# how do i build a homemade wifi card



## tcf38012

can anyone tell me how to build a homemade wifi card


----------



## KD5EEJ350

Unless you didn't explain yourself very well, you can't make a home made wifi card. 

Well maybe if you made some sort of controller from your lan port to a microwave ham radio or a hacked cordless phone transmitter tuned to the wifi band with a eeprom and the ability to code complex wifi routines and protocols, but yeah, you can't. lol


----------



## cl0udedth0ught

I'm just curious, why do you want to make a homemade one? There are tons of wireless cards out there. If you watch online, sometimes you can find them for around 10-20 bucks. So why go through the trouble?


----------



## Tyree

If it is possible it would likely be more expensive to acquire the parts than you can purchase one for.


----------



## hhnq04

Tyree said:


> If it is possible it would likely be more expensive to acquire the parts than you can purchase one for.


This.

It will also take a rather extensive knowledge of computer hardware knowledge and protocols...it would make for a fun senior design / capstone project for an undergrad engineer though.


----------



## KD5EEJ350

hhnq04 said:


> This.
> 
> It will also take a rather extensive knowledge of computer hardware knowledge and protocols...it would make for a fun senior design / capstone project for an undergrad engineer though.

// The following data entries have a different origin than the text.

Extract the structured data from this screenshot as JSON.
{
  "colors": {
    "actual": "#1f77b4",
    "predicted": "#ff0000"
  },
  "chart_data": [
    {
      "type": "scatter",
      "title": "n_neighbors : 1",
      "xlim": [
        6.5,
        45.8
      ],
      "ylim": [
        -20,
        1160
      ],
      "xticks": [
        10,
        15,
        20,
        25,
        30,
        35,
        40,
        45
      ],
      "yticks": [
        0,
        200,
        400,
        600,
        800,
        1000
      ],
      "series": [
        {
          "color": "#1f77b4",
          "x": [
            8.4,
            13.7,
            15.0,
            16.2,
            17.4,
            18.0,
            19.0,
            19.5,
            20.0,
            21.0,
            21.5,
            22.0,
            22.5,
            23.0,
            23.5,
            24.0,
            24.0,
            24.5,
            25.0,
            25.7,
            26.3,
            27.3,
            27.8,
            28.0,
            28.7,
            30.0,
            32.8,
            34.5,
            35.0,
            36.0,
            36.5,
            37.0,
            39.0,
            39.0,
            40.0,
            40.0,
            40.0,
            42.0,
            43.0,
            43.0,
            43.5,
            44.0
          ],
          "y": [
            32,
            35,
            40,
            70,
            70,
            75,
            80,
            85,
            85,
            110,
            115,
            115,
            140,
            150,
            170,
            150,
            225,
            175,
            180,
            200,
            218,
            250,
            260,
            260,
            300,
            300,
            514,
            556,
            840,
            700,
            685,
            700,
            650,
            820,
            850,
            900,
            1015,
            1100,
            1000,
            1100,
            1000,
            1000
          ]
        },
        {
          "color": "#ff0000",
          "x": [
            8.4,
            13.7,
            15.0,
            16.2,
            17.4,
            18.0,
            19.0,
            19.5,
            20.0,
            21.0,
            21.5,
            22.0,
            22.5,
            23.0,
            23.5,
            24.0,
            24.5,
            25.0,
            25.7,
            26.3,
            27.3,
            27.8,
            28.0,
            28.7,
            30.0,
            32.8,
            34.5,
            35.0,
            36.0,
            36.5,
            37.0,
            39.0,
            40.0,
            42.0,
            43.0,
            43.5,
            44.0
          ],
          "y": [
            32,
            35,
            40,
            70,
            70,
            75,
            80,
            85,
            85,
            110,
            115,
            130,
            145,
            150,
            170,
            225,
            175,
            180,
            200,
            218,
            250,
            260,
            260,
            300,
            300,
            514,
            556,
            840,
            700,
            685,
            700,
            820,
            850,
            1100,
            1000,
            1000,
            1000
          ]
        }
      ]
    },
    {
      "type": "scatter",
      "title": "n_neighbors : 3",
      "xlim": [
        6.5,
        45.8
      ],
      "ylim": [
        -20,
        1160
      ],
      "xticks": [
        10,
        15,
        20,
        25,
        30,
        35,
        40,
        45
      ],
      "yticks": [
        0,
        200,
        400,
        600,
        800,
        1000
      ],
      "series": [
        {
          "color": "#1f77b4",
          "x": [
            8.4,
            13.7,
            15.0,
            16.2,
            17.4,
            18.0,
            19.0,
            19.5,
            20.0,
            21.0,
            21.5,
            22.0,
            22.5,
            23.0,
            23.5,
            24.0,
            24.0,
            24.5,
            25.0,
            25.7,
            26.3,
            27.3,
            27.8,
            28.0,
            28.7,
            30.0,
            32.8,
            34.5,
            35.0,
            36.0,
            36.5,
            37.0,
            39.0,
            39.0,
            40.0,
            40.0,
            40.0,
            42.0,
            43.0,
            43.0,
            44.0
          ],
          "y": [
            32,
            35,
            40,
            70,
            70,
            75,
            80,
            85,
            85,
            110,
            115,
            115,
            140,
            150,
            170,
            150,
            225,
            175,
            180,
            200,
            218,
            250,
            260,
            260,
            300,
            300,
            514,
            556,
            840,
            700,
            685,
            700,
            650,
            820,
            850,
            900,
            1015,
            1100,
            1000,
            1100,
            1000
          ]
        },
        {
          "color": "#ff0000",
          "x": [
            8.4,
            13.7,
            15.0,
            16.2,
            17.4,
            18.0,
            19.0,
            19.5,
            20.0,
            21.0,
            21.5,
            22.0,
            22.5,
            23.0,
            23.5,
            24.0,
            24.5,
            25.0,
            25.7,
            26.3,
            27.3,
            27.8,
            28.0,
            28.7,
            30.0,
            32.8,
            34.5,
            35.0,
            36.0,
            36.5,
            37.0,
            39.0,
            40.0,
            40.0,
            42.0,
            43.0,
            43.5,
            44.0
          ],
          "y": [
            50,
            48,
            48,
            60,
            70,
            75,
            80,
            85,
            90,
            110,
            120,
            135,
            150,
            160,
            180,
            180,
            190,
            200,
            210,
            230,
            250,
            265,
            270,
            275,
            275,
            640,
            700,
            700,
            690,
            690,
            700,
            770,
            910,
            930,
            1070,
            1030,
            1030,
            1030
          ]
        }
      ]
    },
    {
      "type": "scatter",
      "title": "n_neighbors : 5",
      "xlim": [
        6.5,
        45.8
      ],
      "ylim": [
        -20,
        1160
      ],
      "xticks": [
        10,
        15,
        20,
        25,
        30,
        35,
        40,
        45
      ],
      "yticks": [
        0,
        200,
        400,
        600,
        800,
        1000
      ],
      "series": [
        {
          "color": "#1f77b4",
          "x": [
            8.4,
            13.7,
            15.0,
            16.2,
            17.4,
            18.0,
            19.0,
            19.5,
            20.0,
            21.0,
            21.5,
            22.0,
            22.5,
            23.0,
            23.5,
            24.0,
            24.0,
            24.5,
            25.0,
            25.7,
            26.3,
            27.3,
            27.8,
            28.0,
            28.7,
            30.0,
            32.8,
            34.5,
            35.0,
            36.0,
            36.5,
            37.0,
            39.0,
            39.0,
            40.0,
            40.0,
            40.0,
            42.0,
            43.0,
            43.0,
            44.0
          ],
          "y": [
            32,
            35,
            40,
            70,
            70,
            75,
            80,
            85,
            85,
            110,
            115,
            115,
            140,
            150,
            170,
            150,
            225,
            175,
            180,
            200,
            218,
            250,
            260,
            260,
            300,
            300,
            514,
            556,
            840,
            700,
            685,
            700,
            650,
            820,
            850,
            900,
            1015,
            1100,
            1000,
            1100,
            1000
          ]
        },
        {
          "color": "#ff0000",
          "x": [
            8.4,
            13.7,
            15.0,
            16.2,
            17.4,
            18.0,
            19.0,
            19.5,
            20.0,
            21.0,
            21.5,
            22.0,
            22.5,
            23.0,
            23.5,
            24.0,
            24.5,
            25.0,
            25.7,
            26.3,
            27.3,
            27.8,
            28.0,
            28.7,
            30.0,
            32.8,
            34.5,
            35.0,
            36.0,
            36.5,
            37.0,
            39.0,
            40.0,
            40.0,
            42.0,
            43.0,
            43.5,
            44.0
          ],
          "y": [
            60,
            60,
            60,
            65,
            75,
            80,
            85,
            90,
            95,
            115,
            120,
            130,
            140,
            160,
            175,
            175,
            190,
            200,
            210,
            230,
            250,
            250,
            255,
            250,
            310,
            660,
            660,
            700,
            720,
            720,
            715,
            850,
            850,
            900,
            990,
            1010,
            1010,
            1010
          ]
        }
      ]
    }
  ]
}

Building an ELF/ULF/VLF/LF/HF from design to limited functionality alone takes months if you KNOW what you are doing, microwave+wlan functionality would take closer to a year/s with a whole group of radio enthusiasts lol. I still have my first 2 Meter radio I built with my dad from a kit starting from no knowledge, took around 2 weeks working when he has time to spare, I would love to know where OP ever got the idea of a homebrew wireless nic or if he misspoke and meant something completely different.


----------



## Tyree

hhnq04 said:


> This.
> 
> It will also take a rather extensive knowledge of computer hardware knowledge and protocols...it would make for a fun senior design / capstone project for an undergrad engineer though.


And that ^ :smile:


----------